The insanity begins before the credits have ended. Roar, a 1981 film now receiving a theatrical re-release, features a title reading, “Since the choice was made to use untrained animals and since for the most part they chose to do as they wished, it’s only fair they share the writing and directing credits.” This is followed by screens featuring images of lions accompanied by credits like “Robbie as Robbie” and “Gary as Robbie’s Son Gary.” It’s preceded by another screen boasting that the American Humane Association can assure viewers that no animals were harmed while making the film.
What that doesn’t reveal is that many humans were hurt making the movie, which spent 11 years in production and resulted in 70 documented injuries, including an incident left cinematographer (and future Speed director) Jan DeBont with more than 200 stitches and a reattached scalp. For grisly photographic proof, look no further than the Drafthouse Films website, which also provides a synopsis of how the film came together.
The backstory is crucial to appreciating Roar, if appreciating is the right word. Inspired by an experience filming in Africa in the late 1960s, star Tippi Hedren and her husband Noel Marshall adopted a lion who lived in their home as a pet in the early 1970s, even occasionally sharing a bed with Hedren’s teenage daughter, Melanie Griffith, as documented in a series of beautiful/terrifying photos for Life. One thing led to another, and by 1980, the family was living on what would become the still-active Shambala Preserve with more than 100 big cats, most of them lions, but with plenty of tigers, cougars, panthers, and leopards thrown into the mix. There, Marshall—who stars in, directed, and wrote the film (with credit for additional material going to Addams Family star Ted Cassidy)—filmed the bulk of Roar, a baffling adventure movie that doubles as a document of madness.

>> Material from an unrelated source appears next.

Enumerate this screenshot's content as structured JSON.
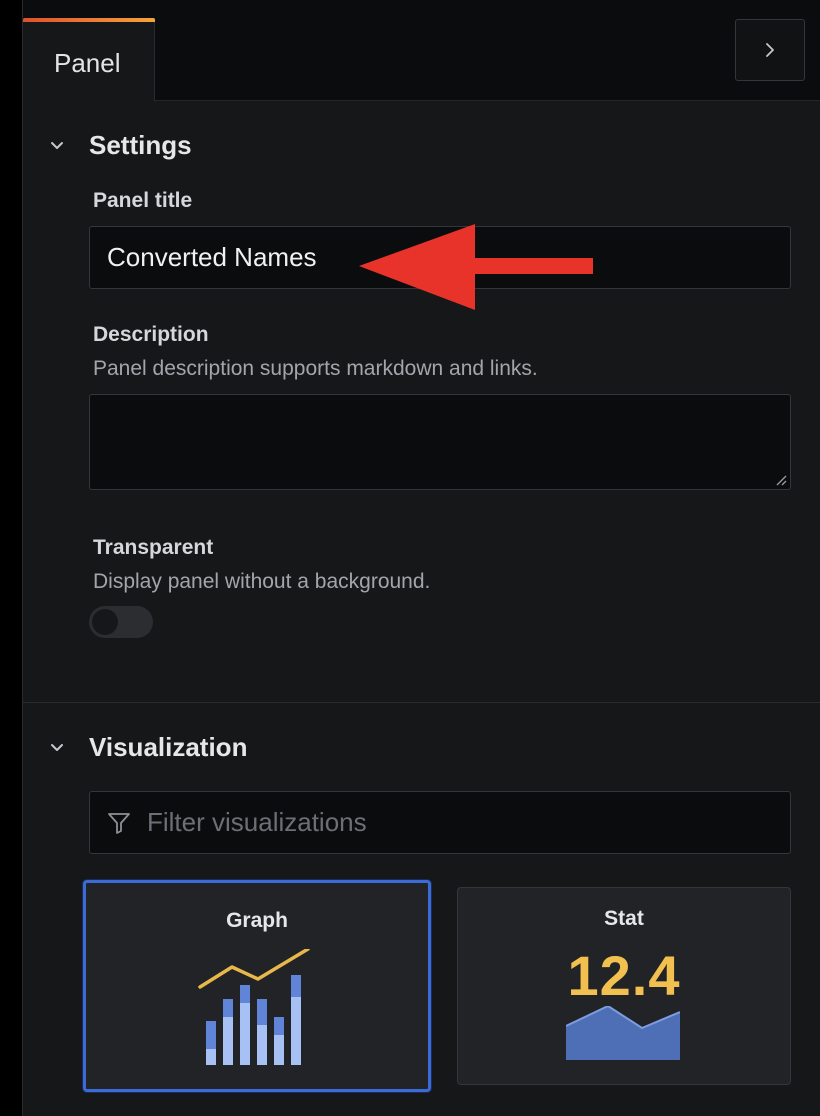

Delivering most of his dialogue with the sort of half-panicked inflection used by Shaggy when he and Scooby-Doo are in a hurry to get back to the Mystery Machine, Marshall stars as Hank, an Africa-based preservationist or scientist—it’s never entirely clear—whose project seems to be throwing a bunch of big cats together and seeing what happens while he lives among them. As the film opens, he faces threats from an unhappy local—the member of some vaguely defined, disapproving committee—as he anticipates the first visit from his wife Madelaine (Hedren) and their kids (played by Griffith and John and Jerry Marshall, Noel Marshall’s children from a previous marriage).

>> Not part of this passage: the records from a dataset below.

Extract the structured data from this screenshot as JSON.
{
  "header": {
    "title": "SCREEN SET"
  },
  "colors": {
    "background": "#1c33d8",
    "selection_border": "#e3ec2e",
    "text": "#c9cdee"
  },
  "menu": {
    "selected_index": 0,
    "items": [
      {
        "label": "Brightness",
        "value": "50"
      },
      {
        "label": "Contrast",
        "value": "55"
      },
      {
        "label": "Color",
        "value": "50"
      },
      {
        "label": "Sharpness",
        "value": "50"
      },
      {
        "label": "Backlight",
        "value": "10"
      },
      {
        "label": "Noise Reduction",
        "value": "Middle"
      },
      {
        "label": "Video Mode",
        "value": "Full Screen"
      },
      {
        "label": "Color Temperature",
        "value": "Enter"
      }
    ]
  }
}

One early scene establishes what’s to come. Speaking to a visitor, Marshall shrugs off some worrisome behavior by saying, “The cats got a little excited, that’s all.” Then he’s tackled by half a dozen or so of the cats in question. Nothing here is simulated. Marshall actually has to fend off the friendly (?) advances of his cats. When he hurts his hand in a later scene, nothing about it suggests the film needed stage blood to simulate the effect. (Marshall developed gangrene at one point.) Still later, Madelaine and the kids show up while Noel’s away, at which point they’re chased by the cats, fleeing from room to room as various lions, tigers, and other animals wreak havoc. This makes up the bulk of the movie, which starts to play less like a Disney-inspired nature adventure, and more like a correlative of Werner Herzog’s Grizzly Man. It’s never clear whether Roar wants to present all the frightened scampering as comical or horrifying, but the unsimulated panic in the actors’ eyes keeps pushing it toward the latter.
As it should. The film, like Hank’s vague experiment, is premised on putting a bunch of humans and cats in the same place, and hoping for the best. Even factoring out the danger and near-disasters endured by the filmmakers, the results don’t add up to much of a movie, just a lot of nicely photographed scenes of animals creating chaos, occasionally accompanied by vague philosophizing, as when Marshall says of a lion, “The whole meaning of his life is before him.” In one sequence, an elephant destroys a boat, then a tiger arrives on the scene, then an elephant picks Hedren up, all to no discernible purpose. Yet what makes Roar awful also makes it fascinating. (Seekers of the strange should ignore the star rating and run as if chased by leopards to any theater playing it.) No doubt spurred by an honest enthusiasm for Africa’s endangered wildlife, Marshall and his family poured a lot of time and money into a film meant to have make viewers love the animals as much as they do. That didn’t work out: Few saw Roar in 1981, and those who did probably left feeling as much terror as affection. Still, it’s hard not to respect the effort. However misguided, it’s clearly one from the heart, a movie that should never have happened, and one that’s hard to believe actually exists. Roar is one of a kind. With any luck, it always will be.